Halaman

Kamis, 22 Desember 2016

terkikisnya keadaban politik Nusantara



terkikisnya keadaban politik Nusantara

Sebagai pemanasan, kita cermati bahwasanya geopolitik Indonesia, wawasan nusantara memawas Negara Indonesia dari sudut pandang antara lain  yaitu  Negara dalam pengertian rakyat yang hidup dalam wilayah itu.

Langkah berikutnya, apakah ada keterakaitan, kesalingan, kesalingterkaitan : kedaulatan rakyat, wakil rakyat, rakyat.

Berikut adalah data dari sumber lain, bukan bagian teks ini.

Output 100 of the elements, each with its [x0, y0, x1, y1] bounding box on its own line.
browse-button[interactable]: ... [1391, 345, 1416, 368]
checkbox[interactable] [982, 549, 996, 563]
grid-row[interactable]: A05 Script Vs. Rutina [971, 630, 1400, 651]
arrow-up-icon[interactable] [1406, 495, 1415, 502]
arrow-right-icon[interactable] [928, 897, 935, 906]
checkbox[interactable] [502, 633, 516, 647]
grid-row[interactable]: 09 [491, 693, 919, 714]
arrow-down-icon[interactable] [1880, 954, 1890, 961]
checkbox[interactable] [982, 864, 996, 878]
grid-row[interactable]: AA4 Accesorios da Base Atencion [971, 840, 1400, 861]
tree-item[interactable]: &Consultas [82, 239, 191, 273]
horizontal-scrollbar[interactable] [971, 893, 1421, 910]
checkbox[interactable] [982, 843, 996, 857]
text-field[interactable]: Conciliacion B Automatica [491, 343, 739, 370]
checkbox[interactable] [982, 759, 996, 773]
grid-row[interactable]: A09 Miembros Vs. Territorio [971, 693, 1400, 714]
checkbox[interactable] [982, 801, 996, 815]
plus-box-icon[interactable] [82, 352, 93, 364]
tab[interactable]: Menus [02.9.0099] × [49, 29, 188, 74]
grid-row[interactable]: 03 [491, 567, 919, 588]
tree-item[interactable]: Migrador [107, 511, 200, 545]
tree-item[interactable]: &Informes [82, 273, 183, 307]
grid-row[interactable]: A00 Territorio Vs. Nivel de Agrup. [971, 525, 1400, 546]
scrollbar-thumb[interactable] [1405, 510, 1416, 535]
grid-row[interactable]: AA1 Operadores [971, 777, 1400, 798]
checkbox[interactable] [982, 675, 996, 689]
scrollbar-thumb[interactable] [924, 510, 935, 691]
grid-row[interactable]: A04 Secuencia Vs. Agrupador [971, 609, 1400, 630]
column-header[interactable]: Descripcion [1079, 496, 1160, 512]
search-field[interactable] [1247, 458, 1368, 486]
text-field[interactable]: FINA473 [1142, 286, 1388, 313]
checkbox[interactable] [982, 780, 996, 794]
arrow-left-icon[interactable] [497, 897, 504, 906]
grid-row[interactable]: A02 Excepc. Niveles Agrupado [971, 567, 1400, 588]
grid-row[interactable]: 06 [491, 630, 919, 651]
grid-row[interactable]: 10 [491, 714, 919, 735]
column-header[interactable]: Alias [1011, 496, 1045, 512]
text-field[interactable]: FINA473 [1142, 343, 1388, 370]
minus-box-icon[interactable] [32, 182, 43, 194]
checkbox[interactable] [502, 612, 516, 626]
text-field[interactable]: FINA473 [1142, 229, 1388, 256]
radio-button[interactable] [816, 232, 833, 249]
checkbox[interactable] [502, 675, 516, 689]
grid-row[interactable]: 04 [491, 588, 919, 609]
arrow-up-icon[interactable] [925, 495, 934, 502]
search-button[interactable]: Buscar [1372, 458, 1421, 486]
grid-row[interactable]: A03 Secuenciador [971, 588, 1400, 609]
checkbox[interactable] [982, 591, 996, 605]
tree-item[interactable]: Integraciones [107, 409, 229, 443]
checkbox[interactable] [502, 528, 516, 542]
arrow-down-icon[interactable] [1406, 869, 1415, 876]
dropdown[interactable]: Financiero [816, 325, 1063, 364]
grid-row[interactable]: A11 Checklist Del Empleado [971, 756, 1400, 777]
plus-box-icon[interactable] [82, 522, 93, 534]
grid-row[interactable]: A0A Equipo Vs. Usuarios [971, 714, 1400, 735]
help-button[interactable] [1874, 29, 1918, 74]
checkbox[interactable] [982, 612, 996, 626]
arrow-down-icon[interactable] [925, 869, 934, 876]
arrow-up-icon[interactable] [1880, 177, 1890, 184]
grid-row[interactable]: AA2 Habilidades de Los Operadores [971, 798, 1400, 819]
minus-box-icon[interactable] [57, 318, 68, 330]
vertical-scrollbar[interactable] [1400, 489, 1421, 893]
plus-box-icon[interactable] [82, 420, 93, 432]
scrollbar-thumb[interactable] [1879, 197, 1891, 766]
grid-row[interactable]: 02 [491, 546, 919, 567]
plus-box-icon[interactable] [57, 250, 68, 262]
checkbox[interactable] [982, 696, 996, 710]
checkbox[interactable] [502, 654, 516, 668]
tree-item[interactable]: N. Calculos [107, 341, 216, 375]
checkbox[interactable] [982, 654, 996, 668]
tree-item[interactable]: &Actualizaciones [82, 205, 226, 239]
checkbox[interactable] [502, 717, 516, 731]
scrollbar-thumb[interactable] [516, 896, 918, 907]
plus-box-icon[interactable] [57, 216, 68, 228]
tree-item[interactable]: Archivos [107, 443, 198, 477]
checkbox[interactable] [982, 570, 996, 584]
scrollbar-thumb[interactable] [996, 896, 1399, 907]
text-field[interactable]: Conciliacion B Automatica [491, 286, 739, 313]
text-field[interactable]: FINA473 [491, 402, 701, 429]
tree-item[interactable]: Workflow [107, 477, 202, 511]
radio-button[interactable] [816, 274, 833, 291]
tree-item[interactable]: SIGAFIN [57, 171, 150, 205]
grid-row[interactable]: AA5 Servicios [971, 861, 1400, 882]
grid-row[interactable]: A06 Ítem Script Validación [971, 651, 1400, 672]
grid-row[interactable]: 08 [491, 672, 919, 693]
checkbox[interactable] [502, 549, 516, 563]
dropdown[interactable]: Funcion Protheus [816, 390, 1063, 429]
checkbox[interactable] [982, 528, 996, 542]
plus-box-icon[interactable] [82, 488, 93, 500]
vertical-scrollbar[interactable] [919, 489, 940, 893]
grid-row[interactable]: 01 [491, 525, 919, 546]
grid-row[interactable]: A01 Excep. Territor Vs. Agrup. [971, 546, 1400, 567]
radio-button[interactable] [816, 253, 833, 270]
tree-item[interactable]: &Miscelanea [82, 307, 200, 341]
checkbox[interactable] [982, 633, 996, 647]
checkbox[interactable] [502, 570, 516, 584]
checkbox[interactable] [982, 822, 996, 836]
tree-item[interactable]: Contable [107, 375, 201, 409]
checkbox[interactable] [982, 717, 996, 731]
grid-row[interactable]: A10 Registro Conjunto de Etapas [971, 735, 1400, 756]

Adagium “hukum dibuat hanya untuk dilanggar” dalam riwayat selanjutnya memang bisa mengikuti zaman dan selera penguasa. Menjadi “hukum dibuat agar penguasa semakin kebal hukum”.

Tidak perlu bertanya kepada ahlinya, rakyat awam pun tahu secara terang-benderang kalau ingin menakar perilaku, tingkah laku dan kelakuan pelaku, pegiat, pekerja, pesuruh partai, jangan pakai kacamata moral. Secara matematis pun, daya juang pejuang ideologi, partisan politik tidak bisa ditebak hasilnya, apalagi manfaat atau daya guna dan hasil gunanya.

Jadi bagaimana keadaban (ketinggian tingkat kecerdasan lahir batin, KBBI) politik Nusantara?

Secara historis, Indonesia mengalamai pasang surut sebagai negara multipartai. Kondisi faktual dan aktual, terjadi realitas pertarungan kekuasaan di antara elit partai politik pemenang/peserta pesta demokrasi. Tujuan utamanya adalah agar kendali negara hanya ada di juara umum pesta demokras.  Kalau pun terpaksa bagi hasil, dengan modus mendistribusikan secara sepihak kepada pihak yang tidak berseberangan kepentingan.

Secara filosofis, jika Pancasila sebagai ideologi negara, maka praktik partai politik hanya mewujudkan makar secara konstitusional dengan segala bentuknya. Keadaban Nusantara masih mengandung muansa yang belum sejalan dengan falsafah Pancasila, antara lain, karena bersifat monopoli, diskriminatif, kurang menjamin pemenuhan hak asasi dan persamaan antarwarga negara, serta kurang memberikan perlindungan terhadap perempuan dan anak-anak.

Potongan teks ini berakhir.